Satellite-as-a-Service: A Cybersecurity Perspective

Satellite-as-a-Service (SataaS) provides users with access to satellite capabilities without requiring ownership or direct operation of space assets. This paradigm enables the deployment and execution of applications in orbit without the need for custom hardware or dedicated missions, significantly lowering the entry barrier to space. In addition, SataaS supports rapid in-orbit experimentation, even for applications at early development stages. A notable example is the European Space Agency’s OPS-SAT1 mission, which demonstrated the feasibility of executing untrusted or low Technology Readiness Level (TRL) software on an operational satellite. This was enabled through a secure secondary on-board computer (OBC) capable of assuming spacecraft control in the event of unsafe behavior.
At the German Aerospace Center (DLR), we are developing the Stellar Apps platform, secure execution environment for third-party on-board applications designed to facilitate access to space for low-TRL and AI-driven applications while ensuring host satellite safety and integrity. By offering a standardized execution framework, Stellar Apps enables in-orbit validation of novel software, addressing key challenges in modern small satellite ecosystems.

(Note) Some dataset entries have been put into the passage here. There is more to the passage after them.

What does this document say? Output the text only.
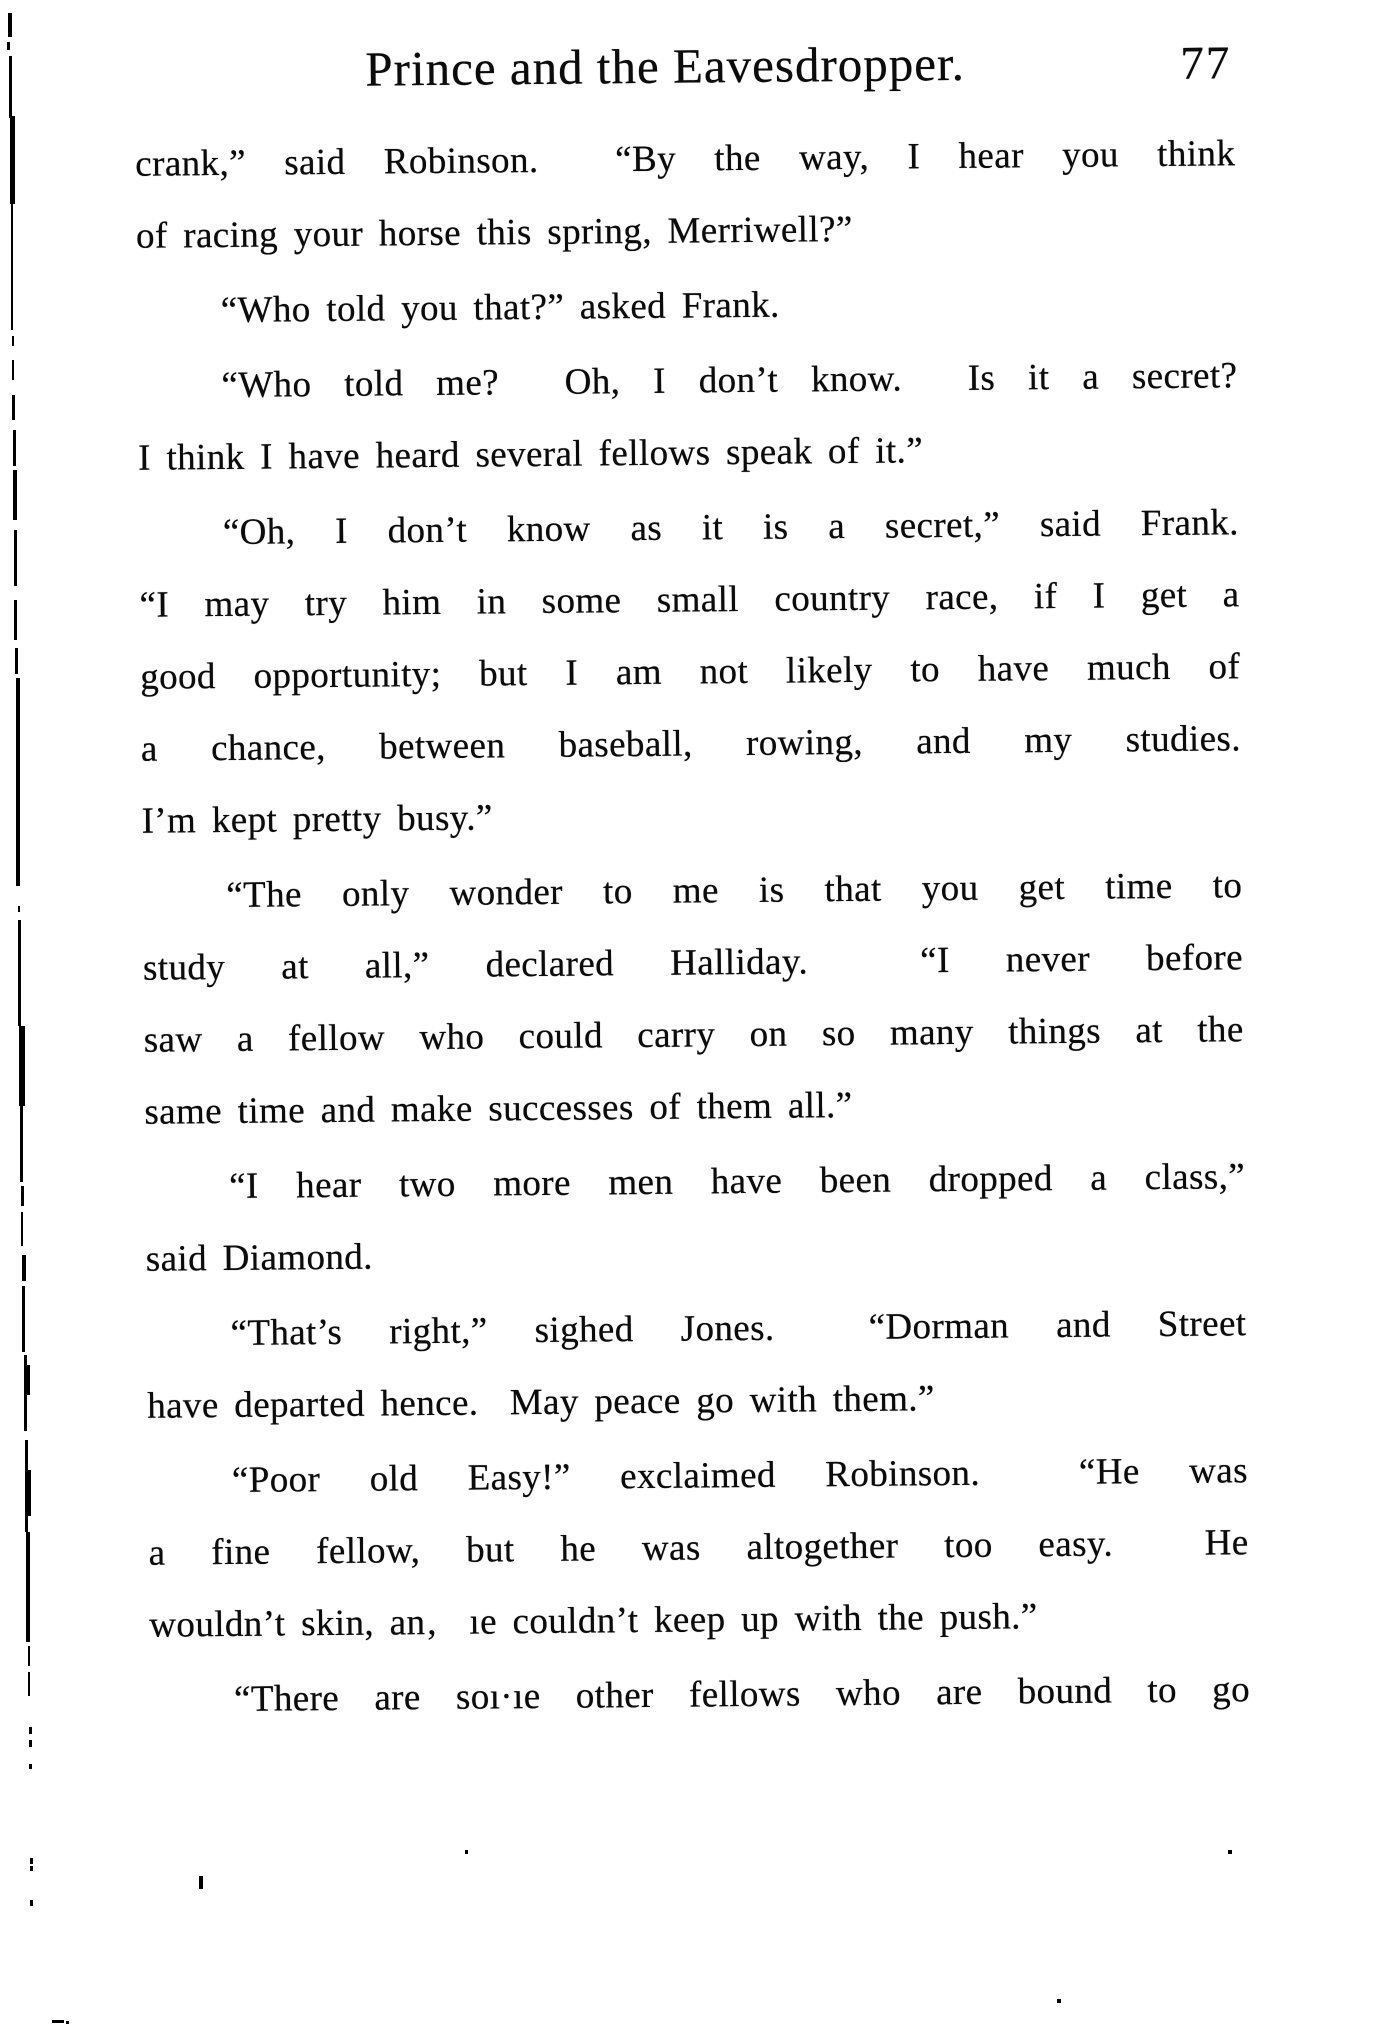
Prince and the Eavesdropper.	77
crank,” said Robinson.  “By the way, I hear you think
of racing your horse this spring, Merriwell?”
“Who told you that?” asked Frank.
“Who told me?  Oh, I don’t know.  Is it a secret?
I think I have heard several fellows speak of it.”
“Oh, I don’t know as it is a secret,” said Frank.
“I may try him in some small country race, if I get a
good opportunity; but I am not likely to have much of
a chance, between baseball, rowing, and my studies.
I’m kept pretty busy.”
“The only wonder to me is that you get time to
study at all,” declared Halliday.  “I never before
saw a fellow who could carry on so many things at the
same time and make successes of them all.”
“I hear two more men have been dropped a class,”
said Diamond.
“That’s right,” sighed Jones.  “Dorman and Street
have departed hence.  May peace go with them.”
“Poor old Easy!” exclaimed Robinson.  “He was
a fine fellow, but he was altogether too easy.  He
wouldn’t skin, an‚  ıe couldn’t keep up with the push.”
“There are soı·ıe other fellows who are bound to go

Despite these advantages, rapid prototyping introduces significant safety and security challenges. Experimental applications may contain latent defects, security vulnerabilities, or even malicious code. Consequently, cybersecurity becomes a critical concern for SataaS, complementing the inherent safety requirements of satellite operations. While certain strategies can be adapted from cloud computing, the unique constraints of space systems—including limited uplink bandwidth, restricted computational resources, and strict power budgets—require substantial modification of existing solutions.
Motivated by a comprehensive threat analysis, this paper presents a multi-layered security architecture implemented within the Stellar Apps platform. The approach spans four complementary levels: (i) pre-deployment security through offline vulnerability analysis, (ii) application-level isolation using containerization technologies, (iii) node-level protection via access control and continuous application monitoring, and (iv) system-level supervision through node health and behavior monitoring.